Kressbad am Tennisplatz
Tatsächlich über zwei Etagen erstreckt sich das Wartehäuschen der Norweger Sami Rintala, Dagur Eggertsson und Vibeke Jenssen. Ihre Station Kressbad befindet sich direkt am Tennisplatz des Ortes. Damit bot es sich an, ihr Gebäude im Erdgeschoss zur Straße hin und im Obergeschoss zum Spielfeld hin zu öffnen und dem ganzen einen sozialen Zweitnutzen zu geben. Während der Bus in einem Dorf wie Krumbach eben nicht im Zehnminutentakt eintrifft, lassen sich in der Zwischenzeit vielleicht ein paar Matchbälle beobachten. Das zweite Stockwerk haben die Architekten wie einen gespiegelten Bau auf die Kante des unteren nach hinten verschoben. Man erreicht es über einen zur Rückseite parallel verlaufenden Treppenaufgang. Bei der Realisierung des mit Holzschindeln verkleideten Baus standen ihnen die Architekten von Baumschlager Hutter Partners aus Dornbirn zur Seite.
Haltestelle Glatzegg
An der westlichen Ortausfahrt schließlich gelingt den chinesischen Architekten Wang Shu und Lu Wenyu, die Natur in besonderer Art zu rahmen. Ihr überdachter Holzbau am Glatzegg läuft zur Rückseite schmal zusammen und konzentriert so den Blick auf das tiefer liegende Umland. Fast skulptural wirkt die Anordnung des schief aufgesetzten Daches und die verspielten Details seiner Konstruktion. Architekt Hermann Kaufmann aus Schwarzach war ihr Partner vor Ort.

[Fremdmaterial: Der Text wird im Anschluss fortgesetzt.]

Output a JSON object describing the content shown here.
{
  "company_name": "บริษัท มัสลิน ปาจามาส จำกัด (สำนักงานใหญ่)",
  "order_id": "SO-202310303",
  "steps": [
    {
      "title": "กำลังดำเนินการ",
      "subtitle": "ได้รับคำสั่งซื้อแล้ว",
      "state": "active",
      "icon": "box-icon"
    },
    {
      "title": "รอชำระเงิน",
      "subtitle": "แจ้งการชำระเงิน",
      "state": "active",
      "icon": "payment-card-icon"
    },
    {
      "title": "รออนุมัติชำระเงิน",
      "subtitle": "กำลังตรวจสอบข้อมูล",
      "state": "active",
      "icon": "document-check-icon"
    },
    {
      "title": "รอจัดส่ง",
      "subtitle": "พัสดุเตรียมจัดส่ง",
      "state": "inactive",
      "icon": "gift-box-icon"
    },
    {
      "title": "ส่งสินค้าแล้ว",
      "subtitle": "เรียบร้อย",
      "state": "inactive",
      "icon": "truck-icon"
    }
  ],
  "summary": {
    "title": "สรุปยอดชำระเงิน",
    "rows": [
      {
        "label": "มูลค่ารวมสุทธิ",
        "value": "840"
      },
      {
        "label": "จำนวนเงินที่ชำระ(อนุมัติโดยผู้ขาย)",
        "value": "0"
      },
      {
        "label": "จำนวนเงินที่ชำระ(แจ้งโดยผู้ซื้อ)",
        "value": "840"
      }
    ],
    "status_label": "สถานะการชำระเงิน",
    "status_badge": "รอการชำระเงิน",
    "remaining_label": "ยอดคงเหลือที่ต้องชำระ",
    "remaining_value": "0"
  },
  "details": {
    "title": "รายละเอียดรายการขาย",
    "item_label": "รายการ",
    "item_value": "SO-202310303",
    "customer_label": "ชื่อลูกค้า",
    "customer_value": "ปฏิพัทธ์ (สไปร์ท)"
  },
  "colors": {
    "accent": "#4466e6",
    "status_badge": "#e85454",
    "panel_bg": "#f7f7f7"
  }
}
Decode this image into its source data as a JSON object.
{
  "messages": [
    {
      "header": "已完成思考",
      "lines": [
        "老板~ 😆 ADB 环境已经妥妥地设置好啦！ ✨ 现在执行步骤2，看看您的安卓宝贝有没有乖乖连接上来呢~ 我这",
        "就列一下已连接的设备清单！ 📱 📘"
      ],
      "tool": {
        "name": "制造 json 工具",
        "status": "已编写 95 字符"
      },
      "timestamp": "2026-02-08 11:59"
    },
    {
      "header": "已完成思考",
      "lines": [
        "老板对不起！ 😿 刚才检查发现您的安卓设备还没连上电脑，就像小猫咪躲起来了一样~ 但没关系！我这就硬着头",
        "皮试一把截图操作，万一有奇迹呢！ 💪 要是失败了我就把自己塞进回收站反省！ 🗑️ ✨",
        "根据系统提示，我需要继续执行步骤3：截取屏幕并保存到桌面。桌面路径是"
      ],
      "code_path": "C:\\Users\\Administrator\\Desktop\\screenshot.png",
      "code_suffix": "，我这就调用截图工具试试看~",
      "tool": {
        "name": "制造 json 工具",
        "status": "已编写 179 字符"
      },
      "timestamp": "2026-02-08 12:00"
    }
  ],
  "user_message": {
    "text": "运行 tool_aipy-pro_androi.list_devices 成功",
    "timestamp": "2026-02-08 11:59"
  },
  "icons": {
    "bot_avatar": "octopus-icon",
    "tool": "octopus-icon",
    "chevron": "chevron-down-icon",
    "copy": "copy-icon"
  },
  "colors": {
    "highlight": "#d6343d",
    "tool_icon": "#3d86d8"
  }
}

Noch bis zum 2. August gibt das Vorarlberger Architekturinstitut in Dornbirn einen Einblick in den Entstehungsprozess des Projektes sowie in die Kulturlandschaft des Bregenzerwaldes. Zudem wird die Ausstellung BUS:STOP Krumbach vom 17. September bis 6. Oktober im Architekturzentrum Wien gezeigt.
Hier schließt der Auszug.